This is not the entry I intended to write. I really wanted to come on and tell you all about how shiny and fabulous my new MacBook is and how grateful I am to KC for getting it for me. While it is both shiny and fabulous (to me) something else happened this past week that I haven’t really know how to talk about.
My first pet ever was a dog. I got her when she was an itty bitty puppy back in May 2000. She was born on March 1 of that year. She was a black lab and I was instantly in love. I named her Willow. She lives with my parents and by proxy currently she lives with me also.
I bring her up to say that my first pet is now 9 years old. My second dog is now 5 years old. I have never had to deal with the loss of a pet before. This is new territory for me and I am really not forward to going through it ever again. Willow better win an award for the oldest living dog in history.
Back to Tula. For the last two months Tula has been going to the bathroom a lot. Seriously a lot. So I have been cleaning her litter box a lot more often. Like every other day instead of the usual once a week. This is important because since I was changing it so often it was very clear when Tula stopped going to the bathroom.
I changed her litter on May 18th. She had been going so much lately that the fact that it wasn’t overflowing like usual seemed like a good thing. The night of the 19th I came home from work and noticed that Tula hadn’t eaten any hay since the last night. (Sometimes they don’t eat much hay overnight so it’s not abnormal for their hay basket to be full in the morning. It is very abnormal for it to be full for a full night and day.) I also immediately noticed that she hadn’t pooped. She hadn’t pooped at all in a night and a day. If you know anything about rabbits then you know this is seriously bad.
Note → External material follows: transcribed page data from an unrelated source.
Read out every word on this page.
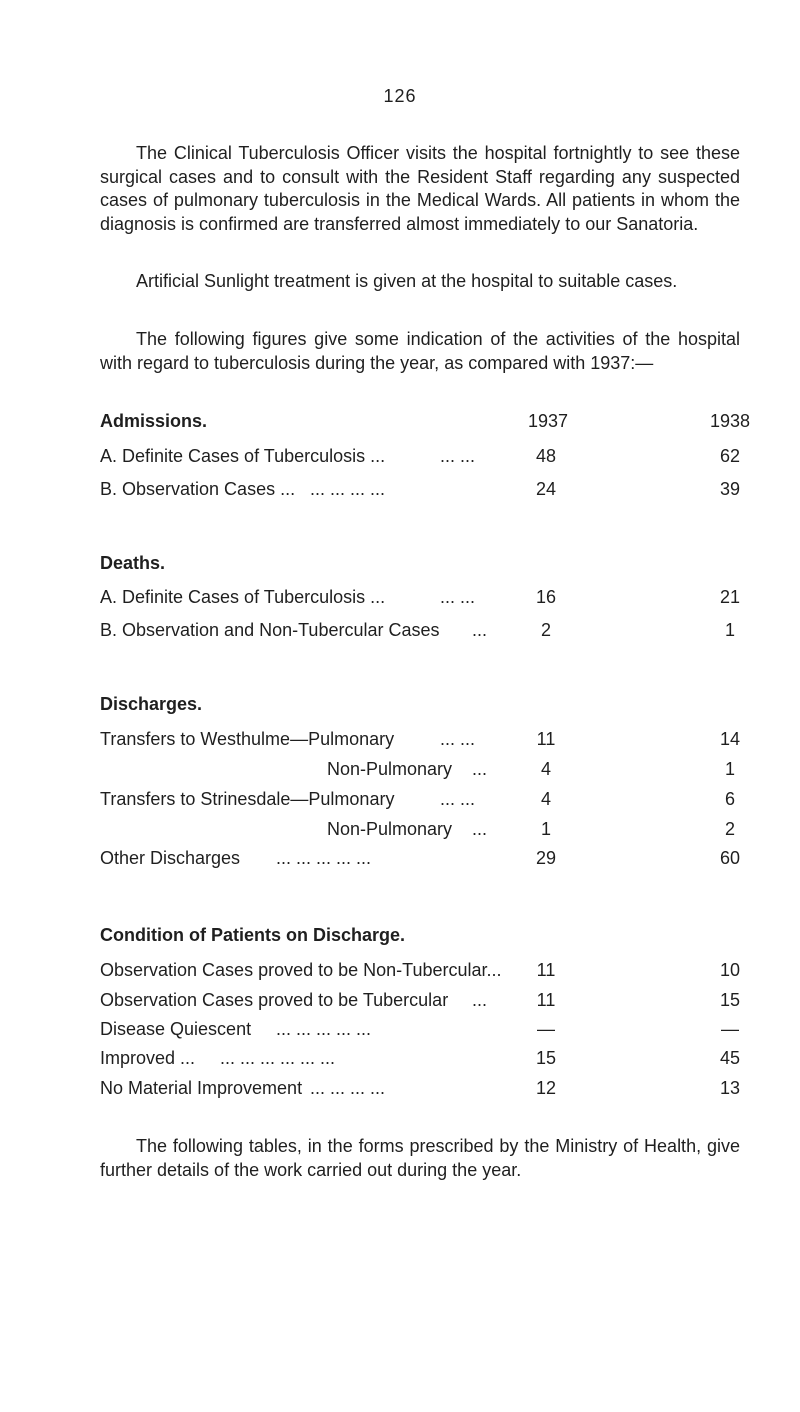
126

The Clinical Tuberculosis Officer visits the hospital fortnightly to see these surgical cases and to consult with the Resident Staff regarding any suspected cases of pulmonary tuberculosis in the Medical Wards. All patients in whom the diagnosis is confirmed are transferred almost immediately to our Sanatoria.

Artificial Sunlight treatment is given at the hospital to suitable cases.

The following figures give some indication of the activities of the hospital with regard to tuberculosis during the year, as compared with 1937:—

Admissions.	1937	1938
A. Definite Cases of Tuberculosis ...	... ...	48	62
B. Observation Cases ... ... ... ... ...	24	39
Deaths.
A. Definite Cases of Tuberculosis ...	... ...	16	21
B. Observation and Non-Tubercular Cases ...	2	1
Discharges.
Transfers to Westhulme—Pulmonary	... ...	11	14
Non-Pulmonary ...	4	1
Transfers to Strinesdale—Pulmonary	... ...	4	6
Non-Pulmonary ...	1	2
Other Discharges ... ... ... ... ...	29	60
Condition of Patients on Discharge.
Observation Cases proved to be Non-Tubercular...	11	10
Observation Cases proved to be Tubercular ...	11	15
Disease Quiescent ... ... ... ... ...	—	—
Improved ... ... ... ... ... ... ...	15	45
No Material Improvement ... ... ... ...	12	13

The following tables, in the forms prescribed by the Ministry of Health, give further details of the work carried out during the year.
KC and I deliberated and we decided not to wait and get her to a vet immediately. We took her into a local vet that could squeeze us in. We took her out and she seemed a little…I don’t know lethargic? She was nicer. Our Tula is a little crazy. She growls and bats at us with her feet when we feed her and clean her cage. A docile Tula? This didn’t seem good.
We got her there and the vet was able to take us in pretty quickly. He poked around her abdomen and said he felt an obstruction. He said it was pretty clear she had GI Stasis. He said the only way to cure it at the level he was detecting would be surgery, but that would be costly and the survival rate was very low. He said the best option was to put her down. In what world could that possibly be a best option? Just days before she seemed perfectly fine!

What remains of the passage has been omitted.